1. Kedwibahasaan Majemuk (Compound Bilingualism)
Kedwibahasaan yang menunjukkan bahwa kemampuan
berbahasa salah satu bahasa lebih baik dari pada kemampuan berbahasa bahasa
yang lain. Kedwibahasaan ini didasarkan pada kaitan antara B1 dengan B2 yang
dikuasai oleh dwibahasawan. Kedua bahasa dikuasai oleh dwibahasawan tetapi
berdiri sendiri-sendiri.
2. Kedwibahasaan Koordinatif/Sejajar
Kedwibahasaan yang menunjukkan bahwa pemakaian dua
bahasa sama-sama baik oleh seorang individu. Kedwibahasaan seimbang dikaitkan
dengan taraf penguasaan B1 dan B2. Orang yang sama mahirnya dalam dua bahasa.
3. Kedwibahasaan Subordinatif (Kompleks)
Kedwibahasaan yang menunjukkan bahwa seorang individu
pada saat memakai B1 sering memasukkan B2 atau sebaliknya. Kedwibahasaan ini
dihubungkan dengan situasi yang dihadapi B1, adalah sekelompok kecil yang
dikelilingi dan didominasi oleh masyarakat suatu bahasa yang besar sehinga
masyarakat kecil ini dimungkinkan dapat kehilangan B1-nya.
Ada beberapa pendapat lain oleh pakar kedwibahasaan
dalam tipologi kedwibahasaan di antaranya adalah (Paul, 2004:235).
4. Baeten Beardsmore
Menambahkankan satu derajat lagi yaitu kedwibahasaan
awal (inception bilingualism) yaitu kedwibahasan yang dimemiliki oleh seorang
individu yang sedang dalam proses menguasai B2.
5. Pohl
Tipologi bahasa lebih didasarkan pada status bahasa
yang ada didalam masyarakat, maka Pohl membagi kedwibahasaan menjadi tiga tipe
yaitu sebagai berikut.
a. Kedwibahasaan Horizontal (Horizontal Bilingualism)
Merupakan situasi pemakaian dua bahasa yang berbeda
tetapi masing-masing bahasa memiliki status yang sejajar baik dalam situasi
resmi, kebudayaan maupun dalam kehidupan keluarga dari kelompok pemakainya.

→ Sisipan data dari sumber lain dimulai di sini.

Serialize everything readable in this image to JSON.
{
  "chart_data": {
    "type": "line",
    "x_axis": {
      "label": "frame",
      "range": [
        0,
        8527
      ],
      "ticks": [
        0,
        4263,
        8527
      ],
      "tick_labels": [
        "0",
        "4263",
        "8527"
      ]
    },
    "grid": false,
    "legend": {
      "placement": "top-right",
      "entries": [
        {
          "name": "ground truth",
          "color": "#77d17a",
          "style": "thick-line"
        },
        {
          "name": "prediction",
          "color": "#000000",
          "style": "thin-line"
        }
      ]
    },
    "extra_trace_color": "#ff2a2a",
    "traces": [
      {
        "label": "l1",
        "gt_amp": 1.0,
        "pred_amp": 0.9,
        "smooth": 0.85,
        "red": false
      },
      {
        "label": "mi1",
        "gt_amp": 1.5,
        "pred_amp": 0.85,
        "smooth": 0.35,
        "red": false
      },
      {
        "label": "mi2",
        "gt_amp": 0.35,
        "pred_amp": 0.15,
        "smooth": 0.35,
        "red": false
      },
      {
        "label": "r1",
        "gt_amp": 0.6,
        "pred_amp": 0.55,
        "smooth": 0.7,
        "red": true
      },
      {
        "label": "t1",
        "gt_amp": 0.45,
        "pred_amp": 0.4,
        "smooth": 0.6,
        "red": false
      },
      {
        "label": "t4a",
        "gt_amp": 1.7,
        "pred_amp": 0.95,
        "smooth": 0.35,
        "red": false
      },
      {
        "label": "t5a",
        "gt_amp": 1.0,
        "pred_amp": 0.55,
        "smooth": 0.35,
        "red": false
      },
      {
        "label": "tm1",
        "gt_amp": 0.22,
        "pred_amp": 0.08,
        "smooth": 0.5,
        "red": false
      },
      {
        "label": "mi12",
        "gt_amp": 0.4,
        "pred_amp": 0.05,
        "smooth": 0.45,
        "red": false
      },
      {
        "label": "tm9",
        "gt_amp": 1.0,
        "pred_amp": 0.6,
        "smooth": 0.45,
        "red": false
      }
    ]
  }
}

b. Kedwibahasaan Vertikal (Vertical Bilinguism)
Merupakan pemakaian dua bahasa apabila bahasa baku dan
dialek, baik yang berhubungan ataupun terpisah, dimiliki oleh seorang penutur.
c. Kedwibahasaan Diagonal (Diagonal Bilingualism)
Merupakan pemakaian dua bahasa dialek atau tidak baku
secara bersama-sama tetapi keduanya tidak memiliki hubungan secara genetik
dengan bahasa baku yang dipakai oleh masyarakat itu.
Menurut Arsenan tipe kedwibahasaan pada kemampuan
berbahasa, maka ia mengklasifikasikan kedwibahasaan menjadi dua yaitu:
1)
Kedwibahasaan produktif (produktif bilingualisme) atau kedwibahasaan aktif atau
kedwibahasaan simetrik (symmetrical bilingualisme) yaitu pemakaian dua bahasa
oleh seorang individu terhadap seluruh aspek keterampilan berbahasa (menyimak,
berbicara, membaca, dan menulis).
2) Kedwibahasaan reseptif (reseptive bilingualisme) atau
kedwibahasaan pasif atau kedwibahasaan asimetrik (asymetrical bilingualism).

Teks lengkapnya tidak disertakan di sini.